Fine Gael has promised to introduce a pension transition payment for those who want to retire at 65, meaning they would not have to seek jobseeker’s allowance while waiting for the state pension.
Proposed changes to the pension age are becoming a key issue in the Irish General Election, with parties pledging to lower the age at which people become eligible to receive the state pension.
The qualifying age for the state pension in the Republic of Ireland is 66, having changed from 65 in 2014.
The age is set to increase again, to 67 in 2021, and 68 in 2028.
On Sunday, Taoiseach and Fine Gael leader Leo Varadkar said leaving the state pension age below 67 would be “irresponsible”, and that “reforming makes sense”.
“If pensions are going to be sustainable into the future, we will need to increase the pension age along with life expectancy.”
Fine Gael plan to press ahead with a policy to increase the pension age to 67, but are proposing to introduce a transition pension or an early retirement pension for those who are contractually required to retire earlier.
Minister for Social Protection Regina Doherty told reporters on Monday: “People have been telling me that it is not fair that, having worked 30 or 40 years, that some people will be forced to sign on to the live register.
“We recognise that so we are going to re-introduce a pensions pathway or transition payments, that does not have the conditions attached like the jobseeker’s payment to the habitual residency rule, because we know that pensioners want to travel and they should be allowed travel.”
When asked where the money will come from to fund the transitional payment, she said: “The social insurance fund came under incredible pressure during the great recession and I want to make sure that never happens again.

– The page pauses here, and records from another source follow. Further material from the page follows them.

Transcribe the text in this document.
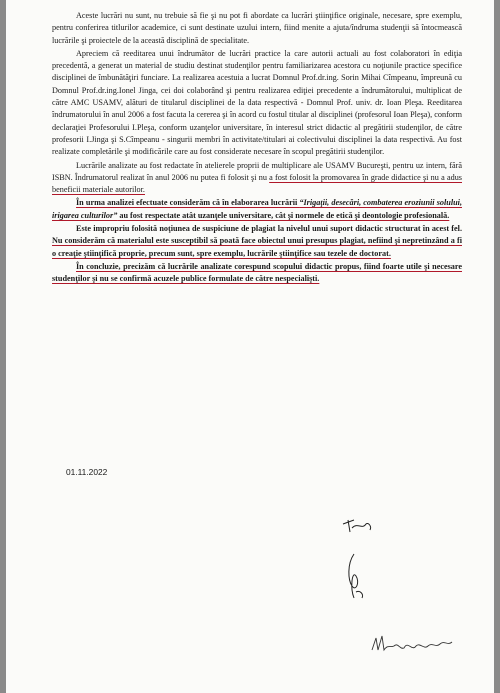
Aceste lucrări nu sunt, nu trebuie să fie şi nu pot fi abordate ca lucrări ştiinţifice originale, necesare, spre exemplu, pentru conferirea titlurilor academice, ci sunt destinate uzului intern, fiind menite a ajuta/îndruma studenţii să întocmească lucrările şi proiectele de la această disciplină de specialitate.

Apreciem că reeditarea unui îndrumător de lucrări practice la care autorii actuali au fost colaboratori în ediţia precedentă, a generat un material de studiu destinat studenţilor pentru familiarizarea acestora cu noţiunile practice specifice disciplinei de îmbunătăţiri funciare. La realizarea acestuia a lucrat Domnul Prof.dr.ing. Sorin Mihai Cîmpeanu, împreună cu Domnul Prof.dr.ing.Ionel Jinga, cei doi colaborând şi pentru realizarea ediţiei precedente a îndrumătorului, multiplicat de către AMC USAMV, alături de titularul disciplinei de la data respectivă - Domnul Prof. univ. dr. Ioan Pleşa. Reeditarea îndrumatorului în anul 2006 a fost facuta la cererea şi în acord cu fostul titular al disciplinei (profesorul Ioan Pleşa), conform declaraţiei Profesorului I.Pleşa, conform uzanţelor universitare, în interesul strict didactic al pregătirii studenţilor, de către profesorii I.Jinga şi S.Cîmpeanu - singurii membri în activitate/titulari ai colectivului disciplinei la data respectivă. Au fost realizate completările şi modificările care au fost considerate necesare în scopul pregătirii studenţilor.

Lucrările analizate au fost redactate în atelierele proprii de multiplicare ale USAMV Bucureşti, pentru uz intern, fără ISBN. Îndrumatorul realizat în anul 2006 nu putea fi folosit şi nu a fost folosit la promovarea în grade didactice şi nu a adus beneficii materiale autorilor.

În urma analizei efectuate considerăm că în elaborarea lucrării “Irigaţii, desecări, combaterea eroziunii solului, irigarea culturilor” au fost respectate atât uzanţele universitare, cât şi normele de etică şi deontologie profesională.

Este impropriu folosită noţiunea de suspiciune de plagiat la nivelul unui suport didactic structurat în acest fel. Nu considerăm că materialul este susceptibil să poată face obiectul unui presupus plagiat, nefiind şi nepretinzând a fi o creaţie ştiinţifică proprie, precum sunt, spre exemplu, lucrările ştiinţifice sau tezele de doctorat.

În concluzie, precizăm că lucrările analizate corespund scopului didactic propus, fiind foarte utile şi necesare studenţilor şi nu se confirmă acuzele publice formulate de către nespecialişti.

01.11.2022
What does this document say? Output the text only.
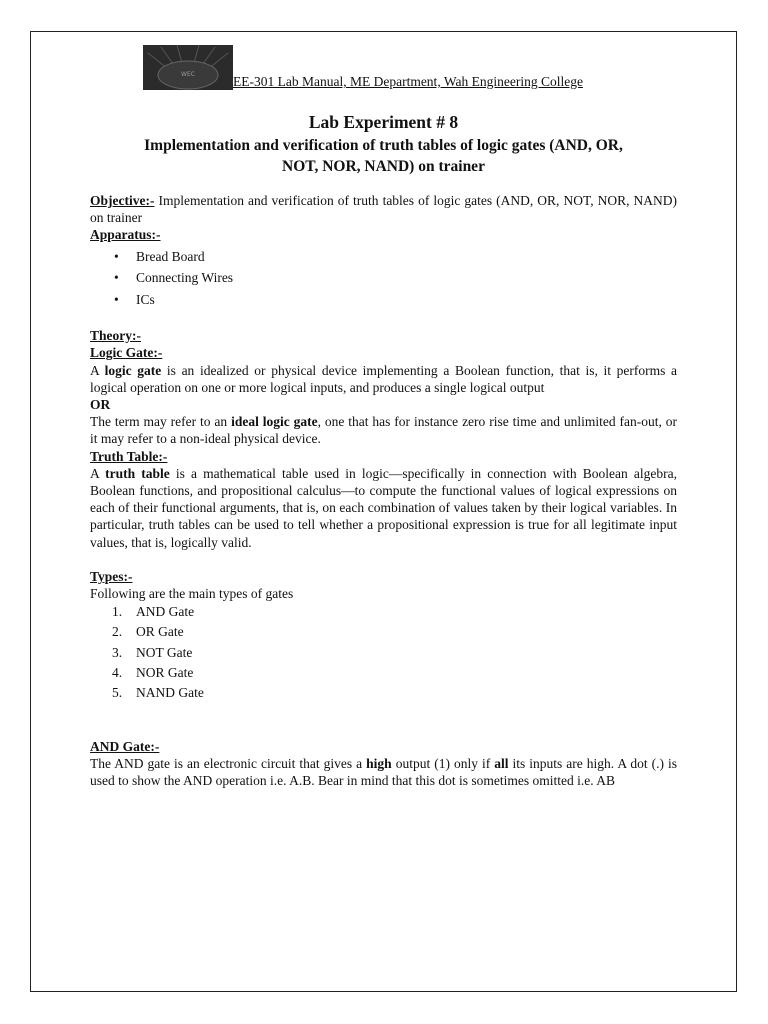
WEC	EE-301 Lab Manual, ME Department, Wah Engineering College
Lab Experiment # 8
Implementation and verification of truth tables of logic gates (AND, OR,
NOT, NOR, NAND) on trainer

Objective:- Implementation and verification of truth tables of logic gates (AND, OR, NOT, NOR, NAND) on trainer

Apparatus:-
• Bread Board
• Connecting Wires
• ICs
Theory:-
Logic Gate:-

A logic gate is an idealized or physical device implementing a Boolean function, that is, it performs a logical operation on one or more logical inputs, and produces a single logical output

OR

The term may refer to an ideal logic gate, one that has for instance zero rise time and unlimited fan-out, or it may refer to a non-ideal physical device.

Truth Table:-

A truth table is a mathematical table used in logic—specifically in connection with Boolean algebra, Boolean functions, and propositional calculus—to compute the functional values of logical expressions on each of their functional arguments, that is, on each combination of values taken by their logical variables. In particular, truth tables can be used to tell whether a propositional expression is true for all legitimate input values, that is, logically valid.

Types:-
Following are the main types of gates
1. AND Gate
2. OR Gate
3. NOT Gate
4. NOR Gate
5. NAND Gate
AND Gate:-

The AND gate is an electronic circuit that gives a high output (1) only if all its inputs are high. A dot (.) is used to show the AND operation i.e. A.B. Bear in mind that this dot is sometimes omitted i.e. AB
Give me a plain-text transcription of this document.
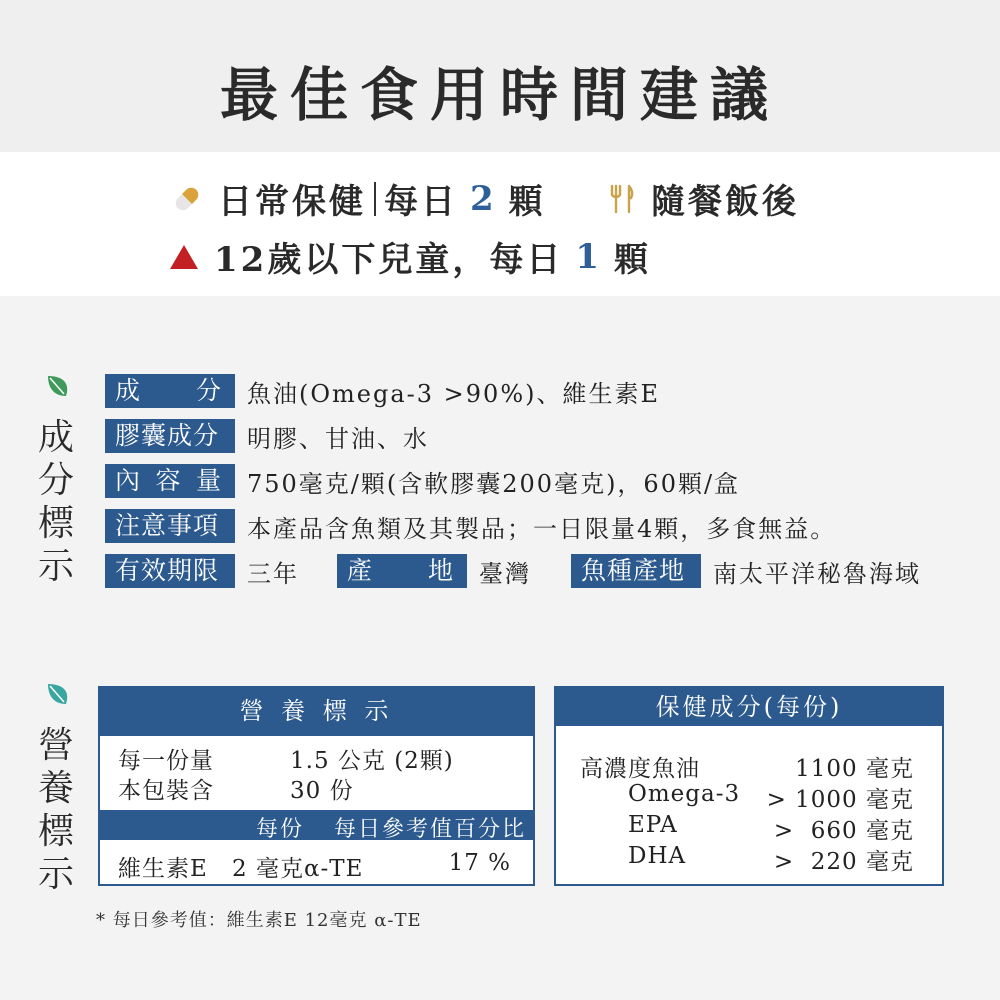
最佳食用時間建議
日常保健 每日 2 顆	隨餐飯後
12歲以下兒童，每日 1 顆
成
分
標
示
成 分 魚油(Omega-3 >90%)、維生素E
膠囊成分	明膠、甘油、水
內 容 量 750毫克/顆(含軟膠囊200毫克)，60顆/盒
注意事項	本產品含魚類及其製品；一日限量4顆，多食無益。
有效期限	三年	產 地 臺灣	魚種產地	南太平洋秘魯海域
營
養
標
示
營 養 標 示
每一份量	1.5 公克 (2顆)
本包裝含	30 份
每份 每日參考值百分比
維生素E 2 毫克α-TE	17 %
保健成分(每份)
高濃度魚油	1100 毫克
Omega-3 > 1000 毫克
EPA	>  660 毫克
DHA	>  220 毫克
* 每日參考值：維生素E 12毫克 α-TE
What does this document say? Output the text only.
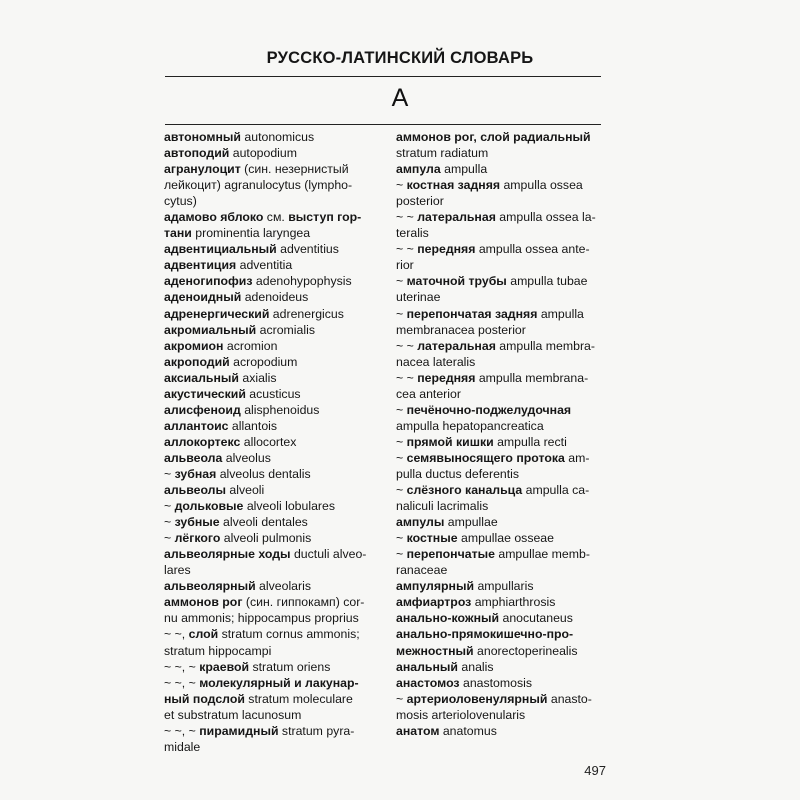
РУССКО-ЛАТИНСКИЙ СЛОВАРЬ
А
автономный autonomicus
автоподий autopodium
агранулоцит (син. незернистый
лейкоцит) agranulocytus (lympho-
cytus)
адамово яблоко см. выступ гор-
тани prominentia laryngea
адвентициальный adventitius
адвентиция adventitia
аденогипофиз adenohypophysis
аденоидный adenoideus
адренергический adrenergicus
акромиальный acromialis
акромион acromion
акроподий acropodium
аксиальный axialis
акустический acusticus
алисфеноид alisphenoidus
аллантоис allantois
аллокортекс allocortex
альвеола alveolus
~ зубная alveolus dentalis
альвеолы alveoli
~ дольковые alveoli lobulares
~ зубные alveoli dentales
~ лёгкого alveoli pulmonis
альвеолярные ходы ductuli alveo-
lares
альвеолярный alveolaris
аммонов рог (син. гиппокамп) cor-
nu ammonis; hippocampus proprius
~ ~, слой stratum cornus ammonis;
stratum hippocampi
~ ~, ~ краевой stratum oriens
~ ~, ~ молекулярный и лакунар-
ный подслой stratum moleculare
et substratum lacunosum
~ ~, ~ пирамидный stratum pyra-
midale
аммонов рог, слой радиальный
stratum radiatum
ампула ampulla
~ костная задняя ampulla ossea
posterior
~ ~ латеральная ampulla ossea la-
teralis
~ ~ передняя ampulla ossea ante-
rior
~ маточной трубы ampulla tubae
uterinae
~ перепончатая задняя ampulla
membranacea posterior
~ ~ латеральная ampulla membra-
nacea lateralis
~ ~ передняя ampulla membrana-
cea anterior
~ печёночно-поджелудочная
ampulla hepatopancreatica
~ прямой кишки ampulla recti
~ семявыносящего протока am-
pulla ductus deferentis
~ слёзного канальца ampulla ca-
naliculi lacrimalis
ампулы ampullae
~ костные ampullae osseae
~ перепончатые ampullae memb-
ranaceae
ампулярный ampullaris
амфиартроз amphiarthrosis
анально-кожный anocutaneus
анально-прямокишечно-про-
межностный anorectoperinealis
анальный analis
анастомоз anastomosis
~ артериоловенулярный anasto-
mosis arteriolovenularis
анатом anatomus
497
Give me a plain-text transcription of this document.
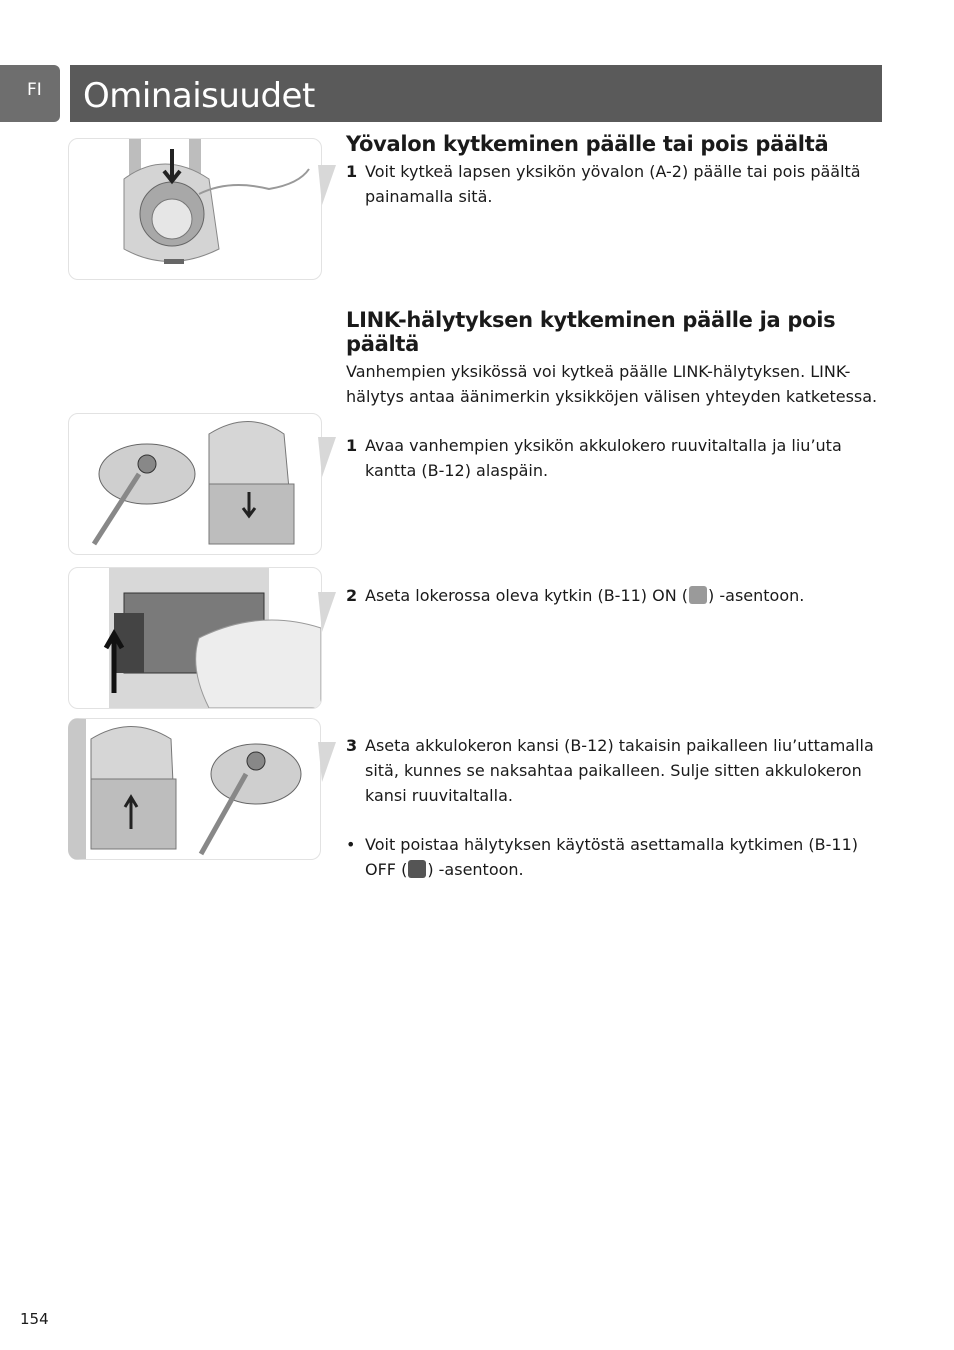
FI	Ominaisuudet
Yövalon kytkeminen päälle tai pois päältä
1 Voit kytkeä lapsen yksikön yövalon (A-2) päälle tai pois päältä painamalla sitä.
LINK-hälytyksen kytkeminen päälle ja pois päältä

Vanhempien yksikössä voi kytkeä päälle LINK-hälytyksen. LINK-hälytys antaa äänimerkin yksikköjen välisen yhteyden katketessa.

1 Avaa vanhempien yksikön akkulokero ruuvitaltalla ja liu’uta kantta (B-12) alaspäin.
2 Aseta lokerossa oleva kytkin (B-11) ON ( ) -asentoon.
3 Aseta akkulokeron kansi (B-12) takaisin paikalleen liu’uttamalla sitä, kunnes se naksahtaa paikalleen. Sulje sitten akkulokeron kansi ruuvitaltalla.
• Voit poistaa hälytyksen käytöstä asettamalla kytkimen (B-11) OFF ( ) -asentoon.
154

“The total contributions model of how we manage pensions and we calculate pensions will be brought forward and come into play this year.”
The issue of pension age is becoming a key issue in the election debate.
Sinn Fein has pledged to stick to its commitment to allow people to retire at 65, while Fianna Fail has said it would seek to outlaw contracts that force people to retire at 65.
Meanwhile, Fine Gael has said it is sticking with making Brexit a key part of its re-election strategy, despite a poll published on Saturday showing a 12-point drop in support for the party.
Speaking to reporters in Dublin on Monday, Finance Minister Paschal Donohoe said: “I have emphasised again and again that in order to deliver all of the proposals we have set out, and in order to continue with the work we have been doing in Government, then we need an economy that is healthy and is growing.”
“In order to ensure we have an economy that continues to grow, we do need a deal on Brexit.”
“In all of the engagement I have been having on doorsteps – and I was out in Stoneybatter last night myself – I am continuing to get acknowledgement from voters that Brexit has not gone away. It is in the background.
“We saw the statement there from the Chancellor of the Exchequer, where he indicated the UK will be looking for paths to divergence from the European Union when it comes to regulation.
“If we have to deal with risks like that, that creates a real risk to our economy and challenges for our economy, that if not well managed it will mean we won’t have the money for what we are setting out to do.
“So we will be retaining the approach so far of our campaign.”